The key question that puts the process in perspective is: Are you really ready for an outsider to be a part of what has been just yours – to have them in your meetings, involve them in strategy, and get clearances from them and to use their inputs for fruitful organizational change.
The above may sound overwhelming, but remember – a PE investor brings in lot more than just money.
PE capital though expensive, is ‘smart money’ and PE firms, despite being typically minority shareholders, meaningfully contribute towards the growth and success of their investee companies. Success of these investments is dependent on the success of the venture/business.
The investors ensure that the entrepreneurs are helped with all resources and learning which can be mustered by the fund. The investors also enable entrepreneurs to achieve success that may have otherwise been beyond reach by providing value enhancement over and above money. For example, improvements in corporate governance, strategic direction, board advisers access to network of partners and customers, additional capital - equity and debt, etc.

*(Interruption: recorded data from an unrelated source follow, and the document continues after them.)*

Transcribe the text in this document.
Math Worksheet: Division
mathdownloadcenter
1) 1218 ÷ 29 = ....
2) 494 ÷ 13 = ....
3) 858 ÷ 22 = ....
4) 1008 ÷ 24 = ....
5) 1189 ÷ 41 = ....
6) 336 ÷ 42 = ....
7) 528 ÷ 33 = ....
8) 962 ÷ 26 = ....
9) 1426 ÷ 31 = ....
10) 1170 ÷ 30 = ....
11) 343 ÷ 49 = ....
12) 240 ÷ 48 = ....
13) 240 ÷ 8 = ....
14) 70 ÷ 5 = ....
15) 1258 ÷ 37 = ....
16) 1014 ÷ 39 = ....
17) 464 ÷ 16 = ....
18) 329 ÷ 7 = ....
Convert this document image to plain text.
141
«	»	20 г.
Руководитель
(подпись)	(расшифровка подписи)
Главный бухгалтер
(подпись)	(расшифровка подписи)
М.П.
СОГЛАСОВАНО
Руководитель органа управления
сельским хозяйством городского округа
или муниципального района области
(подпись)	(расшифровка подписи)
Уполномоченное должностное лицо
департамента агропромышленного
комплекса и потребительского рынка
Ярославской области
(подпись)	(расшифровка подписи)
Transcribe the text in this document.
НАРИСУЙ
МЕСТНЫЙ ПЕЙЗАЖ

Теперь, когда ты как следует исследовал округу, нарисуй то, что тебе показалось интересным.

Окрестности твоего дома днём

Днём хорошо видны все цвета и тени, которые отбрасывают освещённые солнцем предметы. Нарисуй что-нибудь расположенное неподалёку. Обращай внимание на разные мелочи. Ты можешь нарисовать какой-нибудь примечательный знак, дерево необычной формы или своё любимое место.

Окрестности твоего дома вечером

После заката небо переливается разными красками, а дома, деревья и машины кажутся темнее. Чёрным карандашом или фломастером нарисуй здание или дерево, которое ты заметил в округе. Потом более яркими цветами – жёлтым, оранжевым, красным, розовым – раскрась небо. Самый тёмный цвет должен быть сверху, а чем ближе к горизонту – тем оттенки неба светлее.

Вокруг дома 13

The starting point of the process is to understand your own business, objectives and motives for the investment. There are some basic perspectives to be kept in mind:
- Understand your own stage of business – expansion is the ideal phase to consider an investor
- Align your business structure in-line with your core objectives – and how you want to grow your business
- If a diversified approach is preferred from an operational as well as financial perspective, investments in the existing company may be advisable
- If a particular SBU is stronger in its own capacity in terms of financial contribution as well as growth, creating an SPV could be a suitable route
- Understand what PE investors look for and identify the investment point that is more acceptable to their overall criteria and objectives
Once your business objectives and funding objectives are aligned, prepare your organization internally for the change. This usually means some very basic yet essential steps:
- Take stock of operational procedures that need to be aligned and streamlined
- Prepare your employees for an organizational restructuring which could come as a result of an investment decision
- Ensure that all financial reporting systems are in place and that your firm is due-diligence friendly
- Consider appointing a reputable audit firm
- Clean-up related party transactions
- Ensure adequate documentation supporting the books of accounts
- Consider investing in good MIS or ERP systems to produce accurate data during discussions and post funding
- Clean-up tax matters if applicable
- Restructure the company, if required, to facilitate investment in a subsidiary or SPV
- Have a robust business plan and strategy in place and ensure granularity in projections as well as linkage to historical performance
- Get a formal valuation done which can be defended based on your business plan
Ultimately, you are bringing in an outsider which usually means you are migrating from a family run establishment to greater professionalism. It also means that through the process, interests, expectations and control needs of various family members and/or co-owners has to be managed very delicately.
Most importantly, remember to keep your own objectives and plans as the primary factor irrespective of the PE acceptability. Your business was your idea, you need to be open to new opinions and change for growth but, not if you completely alter the core of your business. If you are willing to do that, an outright sale may be a better way forward.